3.9. Immunofluorescence Microscopy
HUVECs were seeded on sterile slide coverslips in 6 well plates overnight and pretreated with AP before being stimulated with TNF-α. After several washes with PBS, cells were fixed with 4% paraformaldehyde for 30 min at room temperature and permeabilized with 0.1% Triton-100 in PBS for 30 min. The cells were overlaid with protease-free BSA for 10 min, rinsed with PBS and incubated with anti-NF-κB p65 (Santa Cruz Biotechnology, CA, USA) for 1 h at room temperature. Cells were washed three times with PBS and then incubated with FITC-conjugated goat anti-rabbit IgG as the secondary antibody (Sigma, St Louis, MO, USA). The slides were incubated at 37 °C for 45 min, and nuclear staining was performed with DAPI (Molecular Probe, Eugene, OR, USA). Cells were finally washed three times with PBS, coverslips were mounted with Dako Fluorescent mounting medium onto glass slides, and examined under a fluorescence microscope (Axiovision 4, Zeiss, Germany).

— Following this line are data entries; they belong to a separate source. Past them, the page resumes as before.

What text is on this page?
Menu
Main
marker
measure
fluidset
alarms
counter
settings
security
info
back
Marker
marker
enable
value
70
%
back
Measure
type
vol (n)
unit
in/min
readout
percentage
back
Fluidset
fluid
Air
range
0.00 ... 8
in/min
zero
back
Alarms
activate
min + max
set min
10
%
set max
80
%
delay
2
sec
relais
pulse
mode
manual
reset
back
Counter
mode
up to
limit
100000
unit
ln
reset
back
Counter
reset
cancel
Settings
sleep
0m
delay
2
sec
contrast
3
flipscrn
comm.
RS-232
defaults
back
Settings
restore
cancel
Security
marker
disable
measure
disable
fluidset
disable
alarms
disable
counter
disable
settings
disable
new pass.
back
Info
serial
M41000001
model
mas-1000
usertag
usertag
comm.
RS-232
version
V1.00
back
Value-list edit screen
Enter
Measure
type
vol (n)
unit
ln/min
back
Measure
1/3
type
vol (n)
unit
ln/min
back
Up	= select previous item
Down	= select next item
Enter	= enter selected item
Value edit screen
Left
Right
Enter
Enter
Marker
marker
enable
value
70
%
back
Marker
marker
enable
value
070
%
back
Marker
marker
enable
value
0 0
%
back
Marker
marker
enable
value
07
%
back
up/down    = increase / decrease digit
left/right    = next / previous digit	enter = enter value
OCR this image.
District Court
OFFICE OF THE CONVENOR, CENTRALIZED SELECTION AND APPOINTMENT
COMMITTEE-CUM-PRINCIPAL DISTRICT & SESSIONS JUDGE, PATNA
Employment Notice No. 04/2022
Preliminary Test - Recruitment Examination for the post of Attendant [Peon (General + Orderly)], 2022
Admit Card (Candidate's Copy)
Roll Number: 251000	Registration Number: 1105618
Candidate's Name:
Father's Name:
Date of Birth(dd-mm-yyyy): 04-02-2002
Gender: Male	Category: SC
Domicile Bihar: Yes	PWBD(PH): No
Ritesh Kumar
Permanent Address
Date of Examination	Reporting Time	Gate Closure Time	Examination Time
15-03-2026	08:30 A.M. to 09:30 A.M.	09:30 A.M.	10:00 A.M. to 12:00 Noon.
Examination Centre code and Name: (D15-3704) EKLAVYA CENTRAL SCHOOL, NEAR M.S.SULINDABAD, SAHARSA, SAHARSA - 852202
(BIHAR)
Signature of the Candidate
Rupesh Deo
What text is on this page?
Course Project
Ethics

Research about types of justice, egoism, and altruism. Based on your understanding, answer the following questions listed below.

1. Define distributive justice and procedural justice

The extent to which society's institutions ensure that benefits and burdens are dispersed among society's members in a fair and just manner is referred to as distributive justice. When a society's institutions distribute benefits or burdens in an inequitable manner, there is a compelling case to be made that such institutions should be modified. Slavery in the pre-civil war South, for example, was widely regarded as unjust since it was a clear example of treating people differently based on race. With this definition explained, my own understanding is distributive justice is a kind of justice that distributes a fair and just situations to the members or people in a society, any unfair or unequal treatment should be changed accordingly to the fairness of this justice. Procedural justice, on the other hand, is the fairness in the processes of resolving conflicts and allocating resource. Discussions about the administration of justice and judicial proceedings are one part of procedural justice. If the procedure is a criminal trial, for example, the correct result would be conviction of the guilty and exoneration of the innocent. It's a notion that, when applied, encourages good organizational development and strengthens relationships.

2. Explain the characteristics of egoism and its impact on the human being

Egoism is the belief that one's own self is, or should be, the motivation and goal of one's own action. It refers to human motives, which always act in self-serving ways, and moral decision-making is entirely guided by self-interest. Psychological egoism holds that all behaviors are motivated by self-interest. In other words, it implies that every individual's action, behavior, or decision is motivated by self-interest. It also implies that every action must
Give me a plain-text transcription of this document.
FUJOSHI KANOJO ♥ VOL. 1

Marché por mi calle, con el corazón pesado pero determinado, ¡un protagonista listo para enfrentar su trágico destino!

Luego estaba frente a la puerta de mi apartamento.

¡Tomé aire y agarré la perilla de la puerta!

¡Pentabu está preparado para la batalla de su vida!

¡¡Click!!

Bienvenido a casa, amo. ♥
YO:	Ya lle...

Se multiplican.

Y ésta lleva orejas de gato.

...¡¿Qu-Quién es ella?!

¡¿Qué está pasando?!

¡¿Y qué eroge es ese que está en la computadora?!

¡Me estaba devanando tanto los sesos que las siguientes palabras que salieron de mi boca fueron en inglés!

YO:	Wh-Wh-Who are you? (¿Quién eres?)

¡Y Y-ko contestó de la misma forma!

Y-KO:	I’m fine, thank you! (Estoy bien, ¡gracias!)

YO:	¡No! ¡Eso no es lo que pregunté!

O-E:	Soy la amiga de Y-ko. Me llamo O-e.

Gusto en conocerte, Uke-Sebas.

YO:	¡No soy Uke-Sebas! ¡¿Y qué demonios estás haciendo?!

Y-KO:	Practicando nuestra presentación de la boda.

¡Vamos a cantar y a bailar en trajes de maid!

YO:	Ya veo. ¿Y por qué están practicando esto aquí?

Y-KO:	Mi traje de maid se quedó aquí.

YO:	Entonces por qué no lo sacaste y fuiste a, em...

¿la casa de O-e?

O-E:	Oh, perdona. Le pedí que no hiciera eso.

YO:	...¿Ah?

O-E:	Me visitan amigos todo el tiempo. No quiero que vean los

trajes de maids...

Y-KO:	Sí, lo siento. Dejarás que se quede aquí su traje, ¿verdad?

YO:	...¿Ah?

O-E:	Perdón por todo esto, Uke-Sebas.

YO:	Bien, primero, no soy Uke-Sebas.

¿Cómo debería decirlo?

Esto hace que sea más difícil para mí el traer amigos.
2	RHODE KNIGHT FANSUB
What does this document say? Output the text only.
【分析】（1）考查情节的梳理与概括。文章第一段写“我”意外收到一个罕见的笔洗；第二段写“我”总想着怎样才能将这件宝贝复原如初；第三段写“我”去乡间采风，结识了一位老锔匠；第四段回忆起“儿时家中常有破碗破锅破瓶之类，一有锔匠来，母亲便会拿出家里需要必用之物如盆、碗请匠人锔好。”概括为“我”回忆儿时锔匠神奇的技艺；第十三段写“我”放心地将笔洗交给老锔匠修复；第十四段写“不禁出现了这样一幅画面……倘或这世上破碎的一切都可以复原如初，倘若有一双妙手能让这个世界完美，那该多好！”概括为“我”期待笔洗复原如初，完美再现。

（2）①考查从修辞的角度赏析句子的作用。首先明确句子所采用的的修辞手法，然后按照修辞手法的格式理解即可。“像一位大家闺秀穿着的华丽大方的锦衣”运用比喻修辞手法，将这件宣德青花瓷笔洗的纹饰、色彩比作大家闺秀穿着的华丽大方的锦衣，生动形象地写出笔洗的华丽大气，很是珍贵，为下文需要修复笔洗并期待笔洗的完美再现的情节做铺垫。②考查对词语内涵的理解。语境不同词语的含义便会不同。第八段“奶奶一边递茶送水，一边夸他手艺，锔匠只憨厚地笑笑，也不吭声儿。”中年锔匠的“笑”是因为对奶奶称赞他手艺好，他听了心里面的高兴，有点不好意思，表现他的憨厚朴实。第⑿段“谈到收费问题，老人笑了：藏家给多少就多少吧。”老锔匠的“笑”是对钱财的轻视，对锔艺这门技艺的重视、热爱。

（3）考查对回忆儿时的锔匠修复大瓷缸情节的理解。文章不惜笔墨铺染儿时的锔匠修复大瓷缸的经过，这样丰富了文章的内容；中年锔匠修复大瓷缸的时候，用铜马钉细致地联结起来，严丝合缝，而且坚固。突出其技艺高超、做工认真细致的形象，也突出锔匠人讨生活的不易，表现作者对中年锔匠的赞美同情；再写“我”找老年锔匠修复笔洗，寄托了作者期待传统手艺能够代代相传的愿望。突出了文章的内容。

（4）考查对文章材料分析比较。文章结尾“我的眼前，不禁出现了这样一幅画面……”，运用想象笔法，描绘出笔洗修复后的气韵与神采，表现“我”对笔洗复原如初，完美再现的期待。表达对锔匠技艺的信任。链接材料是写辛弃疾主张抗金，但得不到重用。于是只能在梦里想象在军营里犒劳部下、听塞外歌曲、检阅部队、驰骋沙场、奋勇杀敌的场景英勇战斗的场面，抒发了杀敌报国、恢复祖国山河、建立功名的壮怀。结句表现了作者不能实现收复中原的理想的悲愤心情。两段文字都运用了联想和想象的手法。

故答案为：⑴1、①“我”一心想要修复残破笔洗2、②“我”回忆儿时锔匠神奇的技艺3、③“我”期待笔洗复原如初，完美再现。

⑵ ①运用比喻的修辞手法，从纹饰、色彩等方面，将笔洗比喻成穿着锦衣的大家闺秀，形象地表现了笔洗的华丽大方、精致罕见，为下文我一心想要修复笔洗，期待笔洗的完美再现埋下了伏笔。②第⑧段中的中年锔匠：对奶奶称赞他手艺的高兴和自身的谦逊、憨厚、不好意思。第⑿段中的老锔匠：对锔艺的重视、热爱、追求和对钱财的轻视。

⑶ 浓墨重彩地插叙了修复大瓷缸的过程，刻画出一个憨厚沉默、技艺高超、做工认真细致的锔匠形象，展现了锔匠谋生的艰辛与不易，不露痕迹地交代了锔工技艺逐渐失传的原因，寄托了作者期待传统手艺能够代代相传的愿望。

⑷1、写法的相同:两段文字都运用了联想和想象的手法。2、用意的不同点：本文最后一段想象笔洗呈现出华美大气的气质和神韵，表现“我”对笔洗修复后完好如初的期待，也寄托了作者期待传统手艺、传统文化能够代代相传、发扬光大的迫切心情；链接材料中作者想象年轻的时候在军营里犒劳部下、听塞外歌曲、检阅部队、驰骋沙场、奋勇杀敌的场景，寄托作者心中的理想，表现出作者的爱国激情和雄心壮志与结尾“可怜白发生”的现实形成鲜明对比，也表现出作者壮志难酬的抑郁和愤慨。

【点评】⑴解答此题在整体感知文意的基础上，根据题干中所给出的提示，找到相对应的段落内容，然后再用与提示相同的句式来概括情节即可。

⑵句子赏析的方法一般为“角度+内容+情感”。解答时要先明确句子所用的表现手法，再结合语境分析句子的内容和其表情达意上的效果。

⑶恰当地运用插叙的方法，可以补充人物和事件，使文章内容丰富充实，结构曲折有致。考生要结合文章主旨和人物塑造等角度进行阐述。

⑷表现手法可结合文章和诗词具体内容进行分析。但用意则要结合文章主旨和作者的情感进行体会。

3.10. Intracellular ROS Production Assay
The fluorescent probe, 5-(and-6)-chloromethyl-2′,7′-dichlorodihydro-fluorescein diacetate (CM-H2DCF-DA), was used to determine the intracellular generation of ROS by stimulation of TNF-α. Briefly, the confluent HUVECs in the 24-well plates were pretreated with AP for 30 min. After removing the AP from the wells, the cells were incubated with 20 μM DCF-DA for 30 min. The cells were then stimulated with TNF-α (10 ng/mL), and the fluorescence intensity (relative fluorescence units) was measured at an excitation and emission wavelength of 485 nm and 530 nm, respectively, using a fluorescence spectrophotometer (F-2500, Hitachi, Tokyo, Japan).
3.11. Statistical Analysis
Values were expressed as mean ± S.E. Statistical analyses were performed using analysis of variance followed by the Student’s t-test and one-way ANOVA. Differences with a value of p < 0.05 were considered statistically significant.